When transferring our experience and understanding to practical applications, more detailed factors should be taken into consideration. For instance, the energy of different WLRMs can vary with the water depth and the properties of the seafloor [3,25,29,30]. Generally, receiver-side WLRMs are dominant in a deep-water layer with a “soft” seafloor, while a “hard” seafloor will amplify the energy of source-side WLRMs and water reverberations. These characteristics can be quantified by numerical investigations using our method. Task-oriented simulation based on prior models may guide practical demultipling for OBS data. The proposed method can also be extended to investigate free-surface-related multiples, in which the seafloor is replaced by subsurface characteristic reflectors.

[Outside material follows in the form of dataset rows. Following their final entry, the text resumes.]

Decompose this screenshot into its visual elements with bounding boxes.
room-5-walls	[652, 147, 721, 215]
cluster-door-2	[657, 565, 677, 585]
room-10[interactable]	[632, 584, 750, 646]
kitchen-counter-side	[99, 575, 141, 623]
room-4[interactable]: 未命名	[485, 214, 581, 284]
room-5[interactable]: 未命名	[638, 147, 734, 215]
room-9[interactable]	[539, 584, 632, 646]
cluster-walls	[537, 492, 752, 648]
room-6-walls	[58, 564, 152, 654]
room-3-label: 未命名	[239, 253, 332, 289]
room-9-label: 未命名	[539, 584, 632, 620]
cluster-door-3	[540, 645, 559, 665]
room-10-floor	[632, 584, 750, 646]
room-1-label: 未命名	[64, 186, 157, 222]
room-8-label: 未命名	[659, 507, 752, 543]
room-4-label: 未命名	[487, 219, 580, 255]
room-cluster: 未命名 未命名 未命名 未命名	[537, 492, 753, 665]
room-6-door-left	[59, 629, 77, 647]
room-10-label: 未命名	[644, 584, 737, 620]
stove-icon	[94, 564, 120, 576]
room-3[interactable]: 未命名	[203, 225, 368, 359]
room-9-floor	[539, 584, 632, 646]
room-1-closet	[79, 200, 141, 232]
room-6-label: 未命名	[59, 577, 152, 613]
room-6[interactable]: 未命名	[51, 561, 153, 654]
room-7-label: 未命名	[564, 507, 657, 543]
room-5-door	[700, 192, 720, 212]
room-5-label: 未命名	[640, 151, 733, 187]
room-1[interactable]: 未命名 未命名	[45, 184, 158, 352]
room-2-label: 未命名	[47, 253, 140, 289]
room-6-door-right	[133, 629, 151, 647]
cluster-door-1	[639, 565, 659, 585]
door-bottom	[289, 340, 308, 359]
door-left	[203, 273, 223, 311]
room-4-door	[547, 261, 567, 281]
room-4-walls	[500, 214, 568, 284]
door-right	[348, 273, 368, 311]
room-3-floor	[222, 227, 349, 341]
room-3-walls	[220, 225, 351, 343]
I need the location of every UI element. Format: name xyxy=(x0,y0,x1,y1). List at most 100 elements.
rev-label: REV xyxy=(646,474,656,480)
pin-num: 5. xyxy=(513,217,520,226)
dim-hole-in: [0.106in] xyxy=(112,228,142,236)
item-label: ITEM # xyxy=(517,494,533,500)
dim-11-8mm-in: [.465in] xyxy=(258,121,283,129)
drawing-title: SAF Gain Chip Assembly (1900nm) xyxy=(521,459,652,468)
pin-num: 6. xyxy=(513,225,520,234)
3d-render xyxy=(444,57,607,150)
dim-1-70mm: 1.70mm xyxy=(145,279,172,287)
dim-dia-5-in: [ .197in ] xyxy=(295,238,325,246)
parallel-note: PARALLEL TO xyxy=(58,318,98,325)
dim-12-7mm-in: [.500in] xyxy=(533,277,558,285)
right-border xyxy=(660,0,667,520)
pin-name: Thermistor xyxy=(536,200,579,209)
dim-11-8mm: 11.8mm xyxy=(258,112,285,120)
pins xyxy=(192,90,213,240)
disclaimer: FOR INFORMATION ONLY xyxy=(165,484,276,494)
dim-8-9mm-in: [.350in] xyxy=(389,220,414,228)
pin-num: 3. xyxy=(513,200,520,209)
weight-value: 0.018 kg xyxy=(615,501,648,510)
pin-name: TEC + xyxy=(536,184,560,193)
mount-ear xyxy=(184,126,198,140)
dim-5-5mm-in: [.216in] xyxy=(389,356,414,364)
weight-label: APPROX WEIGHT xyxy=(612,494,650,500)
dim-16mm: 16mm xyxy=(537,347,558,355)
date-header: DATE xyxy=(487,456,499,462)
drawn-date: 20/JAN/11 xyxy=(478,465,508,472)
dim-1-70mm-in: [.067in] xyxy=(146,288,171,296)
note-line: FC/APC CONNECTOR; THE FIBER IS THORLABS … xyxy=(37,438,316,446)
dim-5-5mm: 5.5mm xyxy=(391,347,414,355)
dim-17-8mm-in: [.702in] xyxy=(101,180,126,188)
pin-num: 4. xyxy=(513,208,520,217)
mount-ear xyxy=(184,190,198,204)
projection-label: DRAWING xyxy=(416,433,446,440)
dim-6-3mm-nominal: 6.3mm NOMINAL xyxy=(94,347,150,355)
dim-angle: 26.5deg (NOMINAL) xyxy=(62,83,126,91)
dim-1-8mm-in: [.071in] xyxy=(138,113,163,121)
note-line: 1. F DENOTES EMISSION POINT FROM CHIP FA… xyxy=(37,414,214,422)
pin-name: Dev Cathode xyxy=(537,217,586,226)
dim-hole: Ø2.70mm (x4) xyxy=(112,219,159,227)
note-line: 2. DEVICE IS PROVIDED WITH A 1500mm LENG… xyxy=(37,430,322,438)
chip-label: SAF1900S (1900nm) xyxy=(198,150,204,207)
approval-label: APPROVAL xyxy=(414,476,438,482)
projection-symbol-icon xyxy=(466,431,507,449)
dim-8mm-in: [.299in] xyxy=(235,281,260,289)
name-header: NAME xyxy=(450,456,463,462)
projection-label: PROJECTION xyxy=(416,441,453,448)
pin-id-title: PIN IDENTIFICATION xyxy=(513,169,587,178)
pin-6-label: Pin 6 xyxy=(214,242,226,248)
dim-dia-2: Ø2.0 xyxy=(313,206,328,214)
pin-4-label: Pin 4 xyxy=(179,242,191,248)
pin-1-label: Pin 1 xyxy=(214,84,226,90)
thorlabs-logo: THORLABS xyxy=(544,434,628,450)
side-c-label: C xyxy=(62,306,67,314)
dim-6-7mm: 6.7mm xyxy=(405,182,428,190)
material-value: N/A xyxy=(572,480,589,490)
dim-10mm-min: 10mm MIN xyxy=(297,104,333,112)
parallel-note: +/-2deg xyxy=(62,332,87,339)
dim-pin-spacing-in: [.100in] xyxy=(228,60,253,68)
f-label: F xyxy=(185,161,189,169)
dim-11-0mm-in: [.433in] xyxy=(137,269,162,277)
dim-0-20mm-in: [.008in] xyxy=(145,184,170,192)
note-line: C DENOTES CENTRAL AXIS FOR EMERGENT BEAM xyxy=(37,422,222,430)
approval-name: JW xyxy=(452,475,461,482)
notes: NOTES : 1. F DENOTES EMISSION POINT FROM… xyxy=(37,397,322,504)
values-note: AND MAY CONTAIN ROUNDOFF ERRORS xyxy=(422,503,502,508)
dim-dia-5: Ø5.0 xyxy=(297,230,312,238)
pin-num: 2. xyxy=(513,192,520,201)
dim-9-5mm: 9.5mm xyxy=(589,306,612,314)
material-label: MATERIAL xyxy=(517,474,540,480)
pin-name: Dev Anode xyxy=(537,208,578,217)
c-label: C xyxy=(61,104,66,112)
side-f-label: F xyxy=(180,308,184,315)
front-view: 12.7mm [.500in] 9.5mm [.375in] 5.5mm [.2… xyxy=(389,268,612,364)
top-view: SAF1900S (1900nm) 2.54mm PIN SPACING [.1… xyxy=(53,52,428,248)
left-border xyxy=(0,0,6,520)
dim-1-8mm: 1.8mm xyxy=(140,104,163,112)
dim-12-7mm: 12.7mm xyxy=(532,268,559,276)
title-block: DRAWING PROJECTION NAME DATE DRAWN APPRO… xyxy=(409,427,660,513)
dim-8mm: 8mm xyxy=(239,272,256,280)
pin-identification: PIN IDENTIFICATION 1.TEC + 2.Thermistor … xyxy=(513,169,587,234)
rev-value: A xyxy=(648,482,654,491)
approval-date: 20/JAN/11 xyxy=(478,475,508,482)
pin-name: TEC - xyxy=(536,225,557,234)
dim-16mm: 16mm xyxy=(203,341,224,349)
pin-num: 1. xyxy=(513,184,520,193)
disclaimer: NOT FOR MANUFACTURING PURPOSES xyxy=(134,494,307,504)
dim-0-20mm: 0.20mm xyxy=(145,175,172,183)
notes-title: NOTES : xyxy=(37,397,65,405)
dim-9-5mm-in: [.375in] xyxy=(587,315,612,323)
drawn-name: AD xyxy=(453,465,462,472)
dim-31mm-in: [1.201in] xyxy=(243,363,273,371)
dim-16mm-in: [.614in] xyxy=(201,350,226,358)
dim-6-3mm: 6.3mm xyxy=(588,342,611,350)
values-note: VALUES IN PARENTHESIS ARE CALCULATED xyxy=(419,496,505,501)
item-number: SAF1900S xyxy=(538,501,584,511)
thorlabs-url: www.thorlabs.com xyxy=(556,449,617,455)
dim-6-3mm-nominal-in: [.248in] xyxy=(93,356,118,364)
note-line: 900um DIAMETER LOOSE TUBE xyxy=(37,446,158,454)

The mirror migration examples are implemented under the condition of a flat seafloor. In practical applications, its validation will be influenced by the rough sea surface, the tidal effect in shallow water environment, and the ocean-bottom bathymetry. Compared to the conventional marine towed-streamer system, the OBS survey is less influenced by the sea states. But the rough sea surface can still influence the down-going waves, such as the receiver-side 1st-order WLRMs. Specific pre-processing steps are necessary, such as the static correction. Otherwise, the effect of the rough sea surface will be projected to the images of the seafloor and nearby structures. Detailed quantifications of these effects need more accurate wave simulators, explicitly considering the static or dynamic sea state model [80,81,82,83,84]. For the other strong reflector, the topographic seafloor will also complicate the OBS records. The mirroring of receivers, such as OBNs on a rough seafloor, is straightforward; however, modifications should be introduced when mirroring the sources or constructing mirror wave paths of higher-order multiples. Moreover, the depth migration imaging algorithm should properly deal with the multi-arrivals caused by prism wave paths and more common scatterings between different wave modes [85,86]. Once these issues are well addressed, the mirror migration can be used in broader imaging tasks for OBS data, such as the quick quality control tool for OBS data obtained in situ and more advanced joint primary and multiple least-square migration [87,88]. However, developing more accurate wave simulators and migration algorithms is out of the scope of this study. We leave them as potential topics.

5. Conclusions

We have built up a numerical investigation approach by combining an FD-based wave simulator and the acoustic Kirchhoff migration for imaging OBS data. We perform a comprehensive analysis of the migration responses and crosstalk artifacts caused by WLRMs. Under a generalized mirror migration system, we demonstrate the capability for turning the dominant WLRMs into useful signals for illuminating the subsurface structures, especially for effectively imaging the seafloor. Multi-mode depth images (PP and PS) indicate that the complex elastic effect contained in OBS data should not be ignored in a traditional acoustic-based processing workflow. We also demonstrate the broad and flexible application scenarios of acoustic Kirchhoff PSDM in the data processing of modern OBN surveys. Moreover, our method also provides a basis for identifying and suppressing WLRMs in the subsurface depth image domain. Potentially, the understanding from this study benefits in examining and developing demultiple approaches.